In a written statement to The Maui News earlier this year, Morris and Herman said that they intended to repay as many people as they could and would use revenue from their various businesses, including their mortgage business.

The couple had said in court fillings that their “finances suffered” after Herman suffered a heart attack in Idaho in 2009. Court filings said that they tried to reorganize their debt and to obtain hardship loan modifications.

In the state investigation, the Division of Financial Institutions found the following violations with Morris and her company:

* attempting to pay a complainant to withdraw his complaint.

* using a trade name without properly notifying the state commissioner of financial institutions.

* failing to update financial disclosures after changes in financial status.

* failing to notify the commissioner about a revocation of a previous license.

“After a thorough investigation, we have finally closed the chapter on the inappropriate mortgage loan activities of Ms.
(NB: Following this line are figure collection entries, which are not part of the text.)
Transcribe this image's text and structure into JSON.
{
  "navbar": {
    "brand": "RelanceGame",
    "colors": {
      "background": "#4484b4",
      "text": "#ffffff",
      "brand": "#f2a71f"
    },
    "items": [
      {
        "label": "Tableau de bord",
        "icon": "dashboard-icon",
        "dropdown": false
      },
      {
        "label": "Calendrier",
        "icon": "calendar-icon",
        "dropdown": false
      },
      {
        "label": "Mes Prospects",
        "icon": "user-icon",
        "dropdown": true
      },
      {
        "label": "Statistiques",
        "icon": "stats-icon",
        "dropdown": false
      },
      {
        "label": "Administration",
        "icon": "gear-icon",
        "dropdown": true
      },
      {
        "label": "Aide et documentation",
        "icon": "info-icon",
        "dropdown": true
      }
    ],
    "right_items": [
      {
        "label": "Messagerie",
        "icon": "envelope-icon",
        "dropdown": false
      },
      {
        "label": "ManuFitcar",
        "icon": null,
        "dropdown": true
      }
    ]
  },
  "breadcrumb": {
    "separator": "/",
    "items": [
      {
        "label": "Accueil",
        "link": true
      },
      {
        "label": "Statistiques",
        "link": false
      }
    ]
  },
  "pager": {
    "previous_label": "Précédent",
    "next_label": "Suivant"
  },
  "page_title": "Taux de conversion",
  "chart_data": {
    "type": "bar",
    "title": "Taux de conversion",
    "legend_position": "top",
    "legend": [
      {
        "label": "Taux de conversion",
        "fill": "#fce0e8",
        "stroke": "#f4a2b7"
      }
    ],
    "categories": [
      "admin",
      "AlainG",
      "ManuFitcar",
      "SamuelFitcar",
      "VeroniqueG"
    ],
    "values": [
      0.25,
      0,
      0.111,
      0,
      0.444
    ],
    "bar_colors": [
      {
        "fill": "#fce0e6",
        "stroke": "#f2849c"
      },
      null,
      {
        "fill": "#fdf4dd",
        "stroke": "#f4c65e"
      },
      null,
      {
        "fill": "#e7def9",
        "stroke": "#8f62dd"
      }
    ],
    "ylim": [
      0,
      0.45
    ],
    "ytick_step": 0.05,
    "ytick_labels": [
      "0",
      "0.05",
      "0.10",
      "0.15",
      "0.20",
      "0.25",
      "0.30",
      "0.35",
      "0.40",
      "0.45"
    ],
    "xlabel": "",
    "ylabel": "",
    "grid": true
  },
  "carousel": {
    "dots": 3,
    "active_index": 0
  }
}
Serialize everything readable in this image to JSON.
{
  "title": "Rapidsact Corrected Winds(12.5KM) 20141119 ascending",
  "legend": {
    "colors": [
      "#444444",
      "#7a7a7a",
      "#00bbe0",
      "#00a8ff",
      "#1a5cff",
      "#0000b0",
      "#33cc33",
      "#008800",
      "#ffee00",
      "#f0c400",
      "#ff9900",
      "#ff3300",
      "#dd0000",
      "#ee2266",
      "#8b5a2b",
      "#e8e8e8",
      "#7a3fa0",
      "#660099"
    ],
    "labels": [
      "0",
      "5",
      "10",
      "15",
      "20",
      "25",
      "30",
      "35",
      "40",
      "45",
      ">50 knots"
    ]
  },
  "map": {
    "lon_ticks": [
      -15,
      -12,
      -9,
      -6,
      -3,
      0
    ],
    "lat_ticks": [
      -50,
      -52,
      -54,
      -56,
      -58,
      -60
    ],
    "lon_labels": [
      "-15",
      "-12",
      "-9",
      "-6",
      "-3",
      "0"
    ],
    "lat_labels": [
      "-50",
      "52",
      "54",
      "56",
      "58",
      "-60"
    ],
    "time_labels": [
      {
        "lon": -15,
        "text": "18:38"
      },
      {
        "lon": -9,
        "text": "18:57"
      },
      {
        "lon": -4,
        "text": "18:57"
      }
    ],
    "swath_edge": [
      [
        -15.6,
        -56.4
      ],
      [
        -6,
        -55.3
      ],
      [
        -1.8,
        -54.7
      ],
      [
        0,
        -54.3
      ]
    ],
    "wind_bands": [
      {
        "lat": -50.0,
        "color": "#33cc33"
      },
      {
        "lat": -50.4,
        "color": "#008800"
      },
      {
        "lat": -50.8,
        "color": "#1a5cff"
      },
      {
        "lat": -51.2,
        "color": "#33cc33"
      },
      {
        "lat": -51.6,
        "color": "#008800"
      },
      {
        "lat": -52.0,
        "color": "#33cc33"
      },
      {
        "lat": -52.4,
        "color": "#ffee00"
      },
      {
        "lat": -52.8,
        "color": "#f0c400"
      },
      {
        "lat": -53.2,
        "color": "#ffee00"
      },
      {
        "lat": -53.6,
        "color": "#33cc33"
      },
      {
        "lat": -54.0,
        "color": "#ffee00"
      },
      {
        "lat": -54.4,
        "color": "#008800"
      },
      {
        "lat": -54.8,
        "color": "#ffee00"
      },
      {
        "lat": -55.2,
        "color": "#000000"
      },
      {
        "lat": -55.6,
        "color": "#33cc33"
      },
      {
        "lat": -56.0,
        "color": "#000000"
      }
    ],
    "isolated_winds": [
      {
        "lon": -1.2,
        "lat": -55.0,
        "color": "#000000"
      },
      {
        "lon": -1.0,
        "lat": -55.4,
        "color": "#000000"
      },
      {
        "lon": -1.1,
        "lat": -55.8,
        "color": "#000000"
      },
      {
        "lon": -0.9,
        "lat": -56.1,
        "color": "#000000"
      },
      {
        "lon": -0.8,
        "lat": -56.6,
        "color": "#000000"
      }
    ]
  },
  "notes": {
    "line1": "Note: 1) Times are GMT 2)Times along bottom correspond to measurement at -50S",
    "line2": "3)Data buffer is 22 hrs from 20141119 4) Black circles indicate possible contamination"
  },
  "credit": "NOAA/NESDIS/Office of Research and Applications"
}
Morris and her company,” said Iris Ikeda-Catalani, the state commissioner of financial institutions, in a news release. “This revocation action sends a strong message to those who would attempt to deceive Hawaii’s mortgage consumers in the future.”

Morris also is known as Tricia Morris, Kathleen P. Morris, Patricia Morris, Trish Schaberg, Tricia Schaberg, Patricia K. Morris, Kathleen K. Herman, Patricia Kathleen Herman, K. P. Morris, Kathleen P. Morris, Tricia K. Morris, Tricia NMN Morris, Tricia P. Morris and Patricia Kathleen Morris.

Herman-Morris Enterprises Inc. also does business as Hawaii’s Premier Mortgage Co., Hawaii’s Premiere Mortgage Co., Lemurian Interiors & Development and Nature’s Treasures of Maui.

Morris nor Herman-Morris Enterprises Inc. can engage in any activity that requires a mortgage loan originator or mortgage company license, the state said. Those holding mortgage loan originator licenses associated with Herman-Morris Enterprises Inc. cannot engage in mortgage loan origination activity.

In her emailed statement, Morris thanked the “thousands of people of Hawaii” who allowed Morris and her husband fulfill their dream of homeownership and to enjoy time on Maui. She also thanked those who have supported her.

“I must add that I am blessed to have experienced many years in which the success of the business allowed me to donate over $250,000 to nonprofits and other worthwhile causes,” she said.

Consumers who have loans originated by Morris or by Herman-Morris Enterprises Inc. are asked to contact DFI and to provide details of the transactions for possible compensation through the Mortgage Loan Recovery Fund at the Division of Financial Institutions, Department of Commerce and Consumer Affairs, P.O. Box 2054, Honolulu 96805.

* Melissa Tanji can be reached at

* Mortgage company. A statement by Tricia Morris in story on Page A3 on July 23 should have read: “I would like to say thank you to the thousands of people of Hawaii who allowed us to help them fulfill their dream of home ownership and to enjoy their time on our beautiful island of Maui.”

A statement in the story about the state revoking the license of the mortgage broker paraphrased her quote incorrectly.

The Maui New apologizes for the error.